Australia's biggest workforce provider Skilled Group has rejected a takeover offer from rival Programmed Maintenance Services, saying it undervalues the company.
Skilled says Programmed’s offer to create a $700 million staffing and facilities management group is not compelling given its own strong market position and growth opportunities.
But Skilled appears to be open to holding more talks.
“The terms of Programmed’s proposal do not reflect the value of Skilled shares and the contribution that Skilled would make to a combined group,” chairman Vickki McFadden said on Thursday.
“We remain open to considering a transaction on terms that appropriately reflect Skilled’s value and contribution to a merged group.”
Programmed, which operates labour hire businesses in New Zealand and Australia, made its non-binding merger of equals offer to Skilled on December 17, arguing the deal could unlock more than $20 million in annual savings.
Skilled initially branded the offer opportunistic as its shares had halved in a fortnight that month.

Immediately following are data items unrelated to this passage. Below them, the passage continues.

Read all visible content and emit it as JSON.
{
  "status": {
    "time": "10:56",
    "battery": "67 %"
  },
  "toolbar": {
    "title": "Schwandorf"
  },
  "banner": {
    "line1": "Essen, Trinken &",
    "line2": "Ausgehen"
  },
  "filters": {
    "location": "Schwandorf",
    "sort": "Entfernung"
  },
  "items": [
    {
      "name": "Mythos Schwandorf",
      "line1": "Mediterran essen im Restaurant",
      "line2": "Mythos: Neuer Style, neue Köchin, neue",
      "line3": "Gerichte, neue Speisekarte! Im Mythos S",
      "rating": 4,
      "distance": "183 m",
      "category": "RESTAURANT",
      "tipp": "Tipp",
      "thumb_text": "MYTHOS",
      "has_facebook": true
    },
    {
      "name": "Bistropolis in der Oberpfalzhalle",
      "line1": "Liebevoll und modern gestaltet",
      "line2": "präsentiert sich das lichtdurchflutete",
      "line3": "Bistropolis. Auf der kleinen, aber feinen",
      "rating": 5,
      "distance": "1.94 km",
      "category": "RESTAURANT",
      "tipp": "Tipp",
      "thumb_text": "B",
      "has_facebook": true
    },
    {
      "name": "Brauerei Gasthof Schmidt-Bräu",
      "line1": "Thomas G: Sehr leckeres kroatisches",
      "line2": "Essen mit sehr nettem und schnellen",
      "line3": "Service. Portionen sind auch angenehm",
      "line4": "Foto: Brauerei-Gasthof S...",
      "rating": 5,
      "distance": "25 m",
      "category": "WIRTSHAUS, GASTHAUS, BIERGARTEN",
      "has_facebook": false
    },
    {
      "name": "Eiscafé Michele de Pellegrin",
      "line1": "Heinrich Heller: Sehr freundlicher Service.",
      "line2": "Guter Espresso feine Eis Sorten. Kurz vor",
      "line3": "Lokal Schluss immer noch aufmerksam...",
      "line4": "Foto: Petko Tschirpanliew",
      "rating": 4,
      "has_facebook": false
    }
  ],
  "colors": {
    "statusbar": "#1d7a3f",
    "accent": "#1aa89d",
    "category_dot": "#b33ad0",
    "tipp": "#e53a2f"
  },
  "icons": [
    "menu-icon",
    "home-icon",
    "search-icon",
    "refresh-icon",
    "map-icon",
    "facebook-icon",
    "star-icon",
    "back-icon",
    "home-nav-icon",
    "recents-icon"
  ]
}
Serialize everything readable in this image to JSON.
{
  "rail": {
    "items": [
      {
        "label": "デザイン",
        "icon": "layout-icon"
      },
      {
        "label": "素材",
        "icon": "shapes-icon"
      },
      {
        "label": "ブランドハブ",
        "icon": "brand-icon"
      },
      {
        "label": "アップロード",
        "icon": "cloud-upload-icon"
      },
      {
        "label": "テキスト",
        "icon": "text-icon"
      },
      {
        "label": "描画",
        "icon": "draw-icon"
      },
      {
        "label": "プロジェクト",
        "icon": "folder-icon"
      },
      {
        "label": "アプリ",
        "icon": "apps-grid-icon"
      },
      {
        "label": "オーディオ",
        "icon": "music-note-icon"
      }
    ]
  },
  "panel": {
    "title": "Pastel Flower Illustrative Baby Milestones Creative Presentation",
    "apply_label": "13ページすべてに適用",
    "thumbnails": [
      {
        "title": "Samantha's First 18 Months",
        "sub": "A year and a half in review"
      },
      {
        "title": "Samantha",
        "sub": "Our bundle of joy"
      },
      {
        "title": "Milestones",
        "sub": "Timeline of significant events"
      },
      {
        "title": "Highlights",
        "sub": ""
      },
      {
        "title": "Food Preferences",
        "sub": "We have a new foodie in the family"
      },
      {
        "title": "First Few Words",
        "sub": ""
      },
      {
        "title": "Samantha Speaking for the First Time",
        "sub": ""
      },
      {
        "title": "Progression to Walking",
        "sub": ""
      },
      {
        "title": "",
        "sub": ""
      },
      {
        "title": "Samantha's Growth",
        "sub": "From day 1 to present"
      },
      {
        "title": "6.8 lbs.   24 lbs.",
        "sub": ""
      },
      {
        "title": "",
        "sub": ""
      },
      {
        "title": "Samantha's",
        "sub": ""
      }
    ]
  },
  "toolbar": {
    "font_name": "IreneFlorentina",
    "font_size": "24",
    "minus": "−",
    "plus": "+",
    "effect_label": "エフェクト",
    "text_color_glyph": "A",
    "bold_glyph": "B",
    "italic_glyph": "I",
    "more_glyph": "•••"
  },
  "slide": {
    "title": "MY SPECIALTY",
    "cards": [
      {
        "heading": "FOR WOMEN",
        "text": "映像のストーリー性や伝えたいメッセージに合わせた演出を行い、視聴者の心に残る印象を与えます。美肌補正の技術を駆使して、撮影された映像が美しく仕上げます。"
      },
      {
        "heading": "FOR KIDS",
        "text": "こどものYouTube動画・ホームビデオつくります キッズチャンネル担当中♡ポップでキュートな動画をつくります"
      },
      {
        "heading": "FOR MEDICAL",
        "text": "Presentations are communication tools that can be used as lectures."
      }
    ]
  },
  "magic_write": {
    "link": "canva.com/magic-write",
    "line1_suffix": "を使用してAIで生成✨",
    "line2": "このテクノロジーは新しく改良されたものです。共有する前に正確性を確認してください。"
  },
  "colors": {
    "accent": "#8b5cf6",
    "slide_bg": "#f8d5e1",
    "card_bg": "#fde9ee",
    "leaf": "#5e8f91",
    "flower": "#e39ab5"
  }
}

The offer was for a 25-cents-a-share cash payment to Skilled shareholders, on top of an equal 50 per cent stake in the new combined entity.
Skilled says it was already the market leader in blue-collar labour hire in Australia, and believed the addition of Programmed’s business would not alter that position.
It also argued the $20 million in annual savings would take a number of years to flow through.
Most of the savings would come from the removal of duplicate corporate overheads, which would not necessarily enhance growth opportunities for the combined entity.
“While a merger would create a larger presence in some industry sectors and provide some diversification, it is not clear that a merged business would be better strategically positioned than Skilled is at present,” Skilled said.
As technical labour hire businesses, both companies have faced similar economic headwinds related to the downturn in the mining sector and falls in commodity prices.
Both provide a range of maintenance and project services as well as skilled labour, including marine services exposed to the oil and gas sector.